Tuesday, October 16, 2007

In the beginning....

Thirteen months to go, and even a Dirty Trick fans like myself can get a little weary of the barrage of political chicanery coming down the presidential line. When that happens, I like to go back to the very first time we tried this thing, in 1789.

“Welcome, mighty chief! Once more
Welcome to this mighty shore
Now no mercenary foe—
Aims at thee the fatal blow!”

--Ode to George Washington performed by thirteen girls (one for each of the new states) as Washington journeyed to his first inauguration

In the very beginning—before Mitt, Obama Hillary, John, Rudy et al—in the beginning, electing a president was a clean, sober and dignified business.
Before the first Presidential election, in 1789, Alexander Hamilton envisioned future candidates as men “most likely to possess the information and discernment requisite…to complicated investigations.” Those who chose such men would, by definition, be men of high seriousness and probity themselves—the kind of men who might pick a pastor for their church, or select the head of a new university.
And, the first time, it worked out pretty much that way.
In 1789, America had just been born—since the birth pains included a bloody and divisive war, a calming paternal figure was needed. The only one who really fit the bill was Commander-in-Chief George Washington, who was even then being called “the father of his country.”
Washington was not happy about being the anointed one. He was a genuinely reluctant leader who, at the age of 56, thought he was past his prime to undertake such a challenge (he told his future secretary of war Henry Knox: “My movement to the Chair of Government will be accompanied by feelings not unlike those of a culprit who is going to the place of his execution.”).
But Washington had chaired the Constitutional Convention, which met in Philadelphia in 1787 to create a coherent democratic governing system. His friends Alexander Hamilton and James Madison convinced him that America needed his presence—if only to make sure make sure that the gains of the Revolution did not disappear in factional in-fighting between state’s rights advocates and those who favored a strong central government.
Never mind that the General had some decidedly undemocratic ways about him—such as his habit of referring to himself in the third person and his refusal to shake hands (he preferred bowing). Washington was the man, all the way.
Not only was this presidential election the first in American history, but it was the quickest. Following rules set down in the newly ratified Constitution, each state chose its presidential electors in January, 1789 (all except for New York, which failed to appoint its allotted eight electors in time, and thus sat out this first election). There was no popular vote and there would not be one until 1828. With the first Electoral College thus constituted, the electors cast their votes for two different people—a point that would become extremely controversial in early American history. The man receiving the most votes would become President the person coming second in would be Vice-President.
During these winter months came the only hint of skullduggery in this first presidential election. The crafty Alexander Hamilton urged electors to “waste” their second votes, so that his rival John Adams—patriot and framer of the Declaration of Independence—would have absolutely no chance of becoming President.

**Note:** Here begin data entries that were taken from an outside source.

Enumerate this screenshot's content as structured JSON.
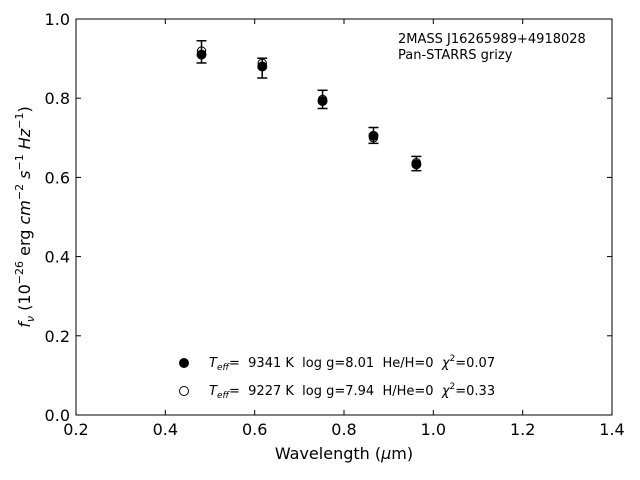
{
  "chart_data": {
    "type": "scatter",
    "title": "",
    "xlabel": {
      "text": "Wavelength (",
      "symbol": "μ",
      "unit": "m)"
    },
    "ylabel": {
      "f": "f",
      "nu": "ν",
      "open": "(10",
      "exp": "−26",
      "erg": " erg ",
      "cm": "cm",
      "cm_exp": "−2",
      "s": " s",
      "s_exp": "−1",
      "hz": " Hz",
      "hz_exp": "−1",
      "close": ")"
    },
    "xlim": [
      0.2,
      1.4
    ],
    "ylim": [
      0.0,
      1.0
    ],
    "xticks": [
      0.2,
      0.4,
      0.6,
      0.8,
      1.0,
      1.2,
      1.4
    ],
    "xtick_labels": [
      "0.2",
      "0.4",
      "0.6",
      "0.8",
      "1.0",
      "1.2",
      "1.4"
    ],
    "yticks": [
      0.0,
      0.2,
      0.4,
      0.6,
      0.8,
      1.0
    ],
    "ytick_labels": [
      "0.0",
      "0.2",
      "0.4",
      "0.6",
      "0.8",
      "1.0"
    ],
    "grid": false,
    "annotations": [
      "2MASS J16265989+4918028",
      "Pan-STARRS grizy"
    ],
    "observed": {
      "x": [
        0.481,
        0.617,
        0.752,
        0.866,
        0.962
      ],
      "y": [
        0.917,
        0.876,
        0.797,
        0.706,
        0.635
      ],
      "yerr": [
        0.028,
        0.025,
        0.023,
        0.02,
        0.018
      ]
    },
    "series": [
      {
        "marker": "filled-circle",
        "teff_label": "T",
        "teff_sub": "eff",
        "text": "=  9341 K  log g=8.01  He/H=0  ",
        "chi_label": "χ",
        "chi_exp": "2",
        "chi_value": "=0.07",
        "x": [
          0.481,
          0.617,
          0.752,
          0.866,
          0.962
        ],
        "y": [
          0.91,
          0.88,
          0.793,
          0.705,
          0.633
        ]
      },
      {
        "marker": "open-circle",
        "teff_label": "T",
        "teff_sub": "eff",
        "text": "=  9227 K  log g=7.94  H/He=0  ",
        "chi_label": "χ",
        "chi_exp": "2",
        "chi_value": "=0.33",
        "x": [
          0.481,
          0.617,
          0.752,
          0.866,
          0.962
        ],
        "y": [
          0.919,
          0.888,
          0.797,
          0.7,
          0.637
        ]
      }
    ],
    "legend_position": "lower-center",
    "colors": {
      "ink": "#000000",
      "background": "#ffffff"
    }
  }
}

This little bit of connivance was quite unnecessary, since Washington had everything sewn up from the beginning and walked away with all 69 electoral votes. The only effect it had was to royally piss Adams off and he would later complain about the “scurvy manner” in which he had been made vice-president.
It was a foreshadowing of things to come, but, for now, all was wonderful. Although a new government could not begin operation until April, instead of the early March date mandated in the Constitution—only a few senators and representatives had shown up when they were supposed to—Washington made his triumphal entry into New York, the nation’s temporary capital, on April 30, 1789. Thousands of spectators thronged the road that led from Mount Vernon, cheering and tossing flowers. Washington was ferried across the Hudson on a fifty-foot barge manned by thirteen white smocked sailors surrounded by a veritable flotilla of ships filled to the gunwales with celebrants who sang his praises to the spring skies.
In more ways than one, the election of 1789 was the smoothest sailing an American presidential candidate would ever have.